The decorator gives us the simplest API. We receive the request, call the next handler with await call_next(request), get the response, and return it.

import time
import uuid
from fastapi import FastAPI, Request

app = FastAPI()

@app.middleware("http")
async def add_process_time_header(request: Request, call_next):
    start = time.perf_counter()
    request_id = str(uuid.uuid4())
    response = await call_next(request)
    duration = time.perf_counter() - start
    response.headers["X-Process-Time"] = f"{duration:.4f}"
    response.headers["X-Request-ID"] = request_id
    return response
Request lifecycle with middleware
Request ─► [middleware 1] ─► [middleware 2] ─► [route] ─►
                                                                                   │
Response ◄ [middleware 1] ◄ [middleware 2] ◄ [handler] ◄┘
Each middleware sees the request going in and the response coming out — onion layers.

Middlewares run in reverse order of registration on the way back out. Last added = outermost.

CORS — the browser security thing

Browsers block JavaScript from https://app.com calling https://api.com unless api.com says it’s OK. That’s the same-origin policy. CORS is how the server says “yes, this origin is allowed”.

Without CORS configured, our React app on localhost:3000 cannot call our API on localhost:8000. Browser blocks it before the request even gets a response payload.

from fastapi import FastAPI
from fastapi.middleware.cors import CORSMiddleware

app = FastAPI()

app.add_middleware(
    CORSMiddleware,
    allow_origins=["https://app.pman47.cc", "http://localhost:3000"],
    allow_credentials=True,
    allow_methods=["*"],
    allow_headers=["*"],
)

Notes:

  • Never use allow_origins=["*"] with allow_credentials=True. Browsers reject that combo, and it’s a security footgun.
  • allow_methods=["*"] is fine for development. In prod, list them explicitly: ["GET", "POST", "PUT", "DELETE"].
  • CORS only matters for browsers. curl and server-to-server calls completely ignore CORS.

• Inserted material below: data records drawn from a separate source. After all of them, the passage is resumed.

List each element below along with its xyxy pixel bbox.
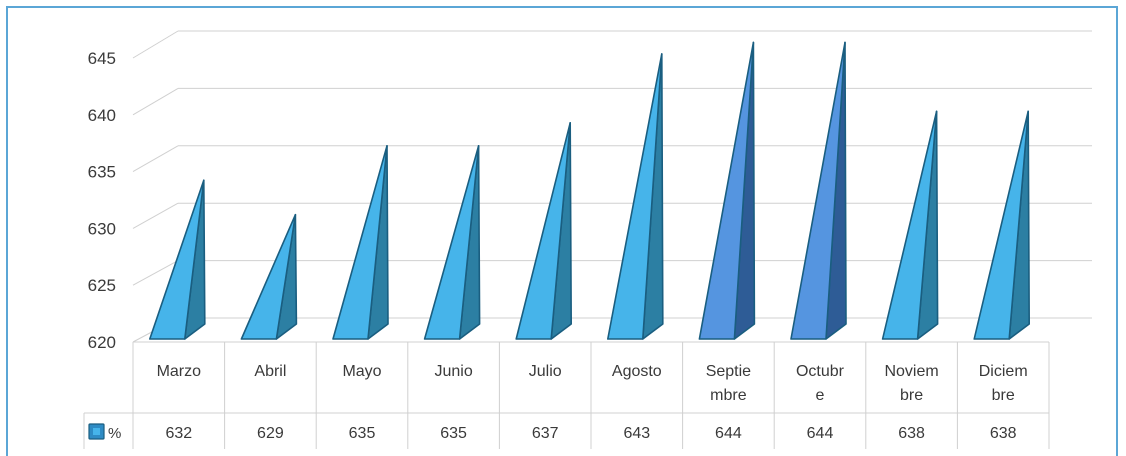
bar-front-face (423, 145, 480, 340)
category-label: Septie (706, 363, 751, 380)
data-label: 638 (898, 425, 925, 442)
y-tick-label: 620 (88, 333, 116, 352)
y-tick-label: 625 (88, 276, 116, 295)
category-label: Diciem (979, 363, 1028, 380)
category-label: Agosto (612, 363, 662, 380)
y-tick-label: 635 (88, 163, 116, 182)
category-label: mbre (710, 387, 747, 404)
bar-diciembre (973, 110, 1030, 340)
category-label: Marzo (157, 363, 202, 380)
bar-front-face (515, 122, 572, 340)
bar-abril (240, 213, 298, 340)
data-label: 632 (165, 425, 192, 442)
gridline-diagonal (132, 202, 179, 229)
data-label: 638 (990, 425, 1017, 442)
bar-septiembre (698, 41, 756, 340)
bar-front-face (149, 179, 205, 340)
category-label: Noviem (884, 363, 938, 380)
category-label: Abril (254, 363, 286, 380)
category-label: Julio (529, 363, 562, 380)
data-label: 644 (807, 425, 834, 442)
legend-series-label: % (108, 425, 121, 442)
bar-marzo (149, 179, 206, 340)
bar-front-face (606, 53, 663, 340)
gridline-diagonal (132, 260, 179, 286)
bar-front-face (881, 110, 938, 340)
bar-noviembre (881, 110, 939, 340)
gridline-diagonal (132, 87, 179, 116)
category-label: bre (992, 387, 1015, 404)
gridline-diagonal (132, 145, 179, 173)
bar-front-face (790, 41, 846, 340)
data-label: 644 (715, 425, 742, 442)
data-label: 643 (623, 425, 650, 442)
bar-front-face (240, 213, 297, 340)
legend-key-inner (93, 428, 100, 435)
y-tick-label: 630 (88, 219, 116, 238)
category-label: Octubr (796, 363, 845, 380)
bars (149, 41, 1030, 340)
y-tick-label: 645 (88, 49, 116, 68)
gridline-diagonal (132, 30, 179, 59)
y-tick-label: 640 (88, 106, 116, 125)
bar-front-face (698, 41, 755, 340)
bar-agosto (606, 53, 664, 340)
bar-octubre (790, 41, 847, 340)
bar-mayo (332, 145, 389, 340)
data-label: 629 (257, 425, 284, 442)
bar-front-face (973, 110, 1029, 340)
data-label: 635 (440, 425, 467, 442)
category-label: Mayo (342, 363, 381, 380)
bar-front-face (332, 145, 388, 340)
bar-julio (515, 122, 573, 340)
category-label: Junio (434, 363, 472, 380)
data-label: 635 (349, 425, 376, 442)
y-axis-ticks: 620 625 630 635 640 645 (88, 49, 116, 352)
chart-frame (6, 6, 1118, 456)
data-label: 637 (532, 425, 559, 442)
bar-junio (423, 145, 481, 340)
category-label: e (816, 387, 825, 404)
data-table: Marzo 632 Abril 629 Mayo 635 Junio 635 Julio 637 A… (83, 342, 1050, 449)
category-label: bre (900, 387, 923, 404)
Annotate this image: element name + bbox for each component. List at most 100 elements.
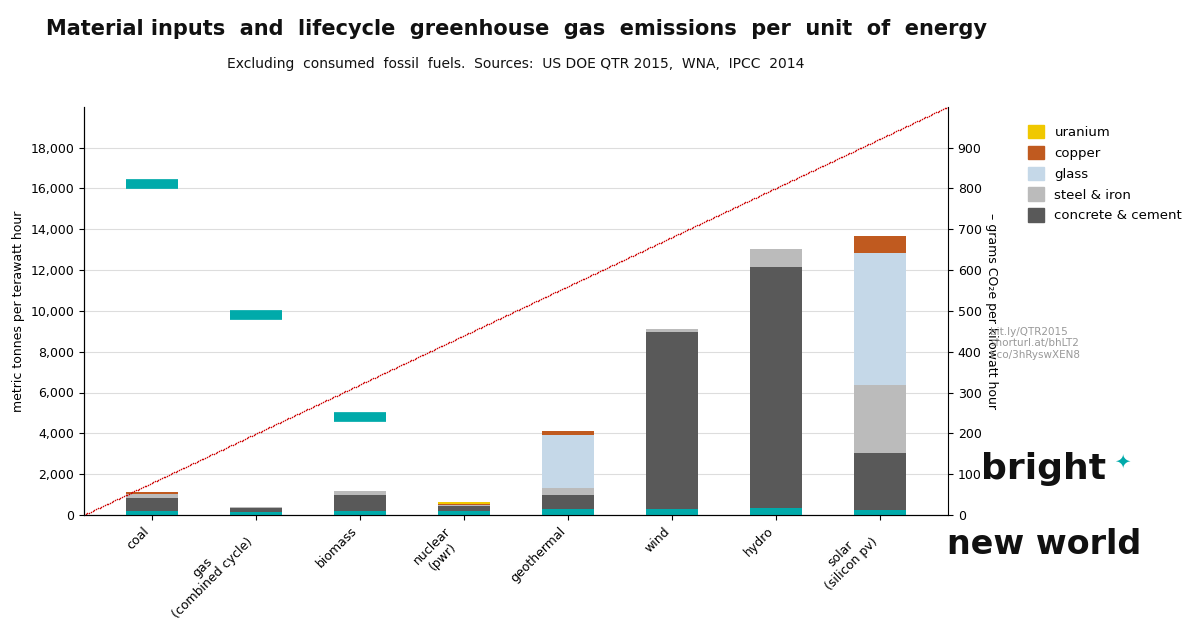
Point (238, 433, 257, 443)
Point (744, 193, 763, 203)
Point (770, 181, 790, 191)
Point (114, 491, 133, 501)
Point (586, 269, 605, 279)
Point (887, 126, 906, 136)
Point (602, 261, 622, 271)
Point (646, 240, 665, 250)
Point (536, 291, 556, 301)
Point (580, 271, 599, 281)
Point (872, 133, 892, 143)
Point (888, 126, 907, 136)
Point (883, 128, 902, 138)
Point (232, 435, 251, 445)
Point (576, 273, 595, 283)
Point (509, 305, 528, 315)
Point (421, 346, 440, 356)
Point (514, 302, 533, 312)
Point (445, 335, 464, 345)
Point (476, 320, 496, 330)
Point (163, 468, 182, 479)
Point (750, 191, 769, 201)
Point (578, 272, 598, 282)
Point (692, 218, 712, 228)
Point (230, 436, 250, 447)
Point (310, 399, 329, 409)
Point (396, 358, 415, 368)
Point (923, 109, 942, 119)
Point (551, 285, 570, 295)
Point (191, 455, 210, 465)
Point (484, 317, 503, 327)
Point (125, 486, 144, 496)
Point (175, 462, 194, 472)
Point (419, 347, 438, 357)
Point (94, 501, 113, 511)
Point (242, 431, 262, 441)
Point (222, 440, 241, 450)
Point (239, 432, 258, 442)
Point (803, 166, 822, 176)
Point (91, 502, 110, 512)
Point (918, 112, 937, 122)
Point (469, 323, 488, 333)
Point (130, 484, 149, 494)
Point (505, 306, 524, 317)
Point (762, 185, 781, 195)
Point (826, 155, 845, 165)
Point (154, 472, 173, 482)
Point (434, 340, 454, 350)
Point (241, 431, 260, 441)
Point (169, 465, 188, 475)
Point (113, 492, 132, 502)
Point (215, 443, 234, 453)
Point (253, 426, 272, 436)
Point (672, 228, 691, 238)
Point (685, 221, 704, 231)
Point (220, 441, 239, 452)
Point (211, 445, 230, 455)
Point (810, 162, 829, 172)
Point (814, 161, 833, 171)
Point (356, 377, 376, 387)
Point (875, 132, 894, 142)
Point (478, 319, 497, 329)
Point (919, 111, 938, 121)
Bar (750, 267, 803, 508)
Point (893, 123, 912, 133)
Point (173, 463, 192, 474)
Point (318, 394, 337, 404)
Point (571, 275, 590, 285)
Point (598, 263, 617, 273)
Point (824, 156, 844, 166)
Point (805, 165, 824, 175)
Point (568, 277, 587, 287)
Bar (126, 492, 178, 494)
Point (665, 231, 684, 241)
Point (544, 288, 563, 298)
Point (286, 410, 305, 420)
Point (552, 284, 571, 294)
Point (563, 279, 582, 290)
Point (384, 364, 403, 374)
Point (89, 504, 108, 514)
Bar (438, 511, 490, 515)
Bar (542, 489, 594, 495)
Point (806, 164, 826, 174)
Point (511, 304, 530, 314)
Point (336, 386, 355, 396)
Point (497, 310, 516, 320)
Bar (229, 509, 282, 512)
Point (649, 239, 668, 249)
Point (728, 201, 748, 211)
Point (376, 367, 395, 377)
Point (542, 289, 562, 299)
Point (739, 196, 758, 206)
Point (328, 391, 347, 401)
Point (641, 242, 660, 252)
Point (258, 423, 277, 433)
Point (864, 137, 883, 147)
Point (634, 246, 653, 256)
Point (845, 146, 864, 156)
Point (911, 115, 930, 125)
Point (654, 236, 673, 246)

Other common built-in middlewares

from fastapi.middleware.gzip import GZipMiddleware
from fastapi.middleware.trustedhost import TrustedHostMiddleware
from fastapi.middleware.httpsredirect import HTTPSRedirectMiddleware

app.add_middleware(GZipMiddleware, minimum_size=1000)
app.add_middleware(TrustedHostMiddleware, allowed_hosts=["pman47.cc", "*.pman47.cc"])
app.add_middleware(HTTPSRedirectMiddleware)

Middleware vs Dependencies — when to use which

This trips a lot of people up.

MiddlewareDependency
ScopeEvery request, no exceptionsOnly routes that declare it
Access to path paramsNo (path isn’t matched yet)Yes
Can return earlyYes (return a Response directly)Yes (raise HTTPException)
Best forLogging, timing, CORS, gzip, request IDAuth, DB sessions, permission checks

In simple language: middleware is for things every request needs (logging, CORS). Dependencies are for things specific routes need (this endpoint requires a logged-in user).

For auth specifically, dependencies are usually the better call — they show up in OpenAPI docs, work with the /docs Authorize button, and let us mix protected and public routes cleanly.

Order matters

app.add_middleware(CORSMiddleware, ...)         # added second → outer
app.add_middleware(GZipMiddleware, ...)         # added first → inner

CORS should usually be outermost so it handles preflight OPTIONS requests before anything else. If our auth middleware runs before CORS, browser preflights get a 401 and the real request never fires.

Interview cheat sheet

  • Middleware = code wrapping every request. Use @app.middleware("http") or app.add_middleware(...).
  • CORS = browser thing. Configure CORSMiddleware with explicit origins for prod.
  • Middleware vs dependencies: middleware for cross-cutting concerns, dependencies for per-route logic.
  • Order matters — last added = outermost. CORS should be outer.
  • Curl and server-side clients don’t care about CORS.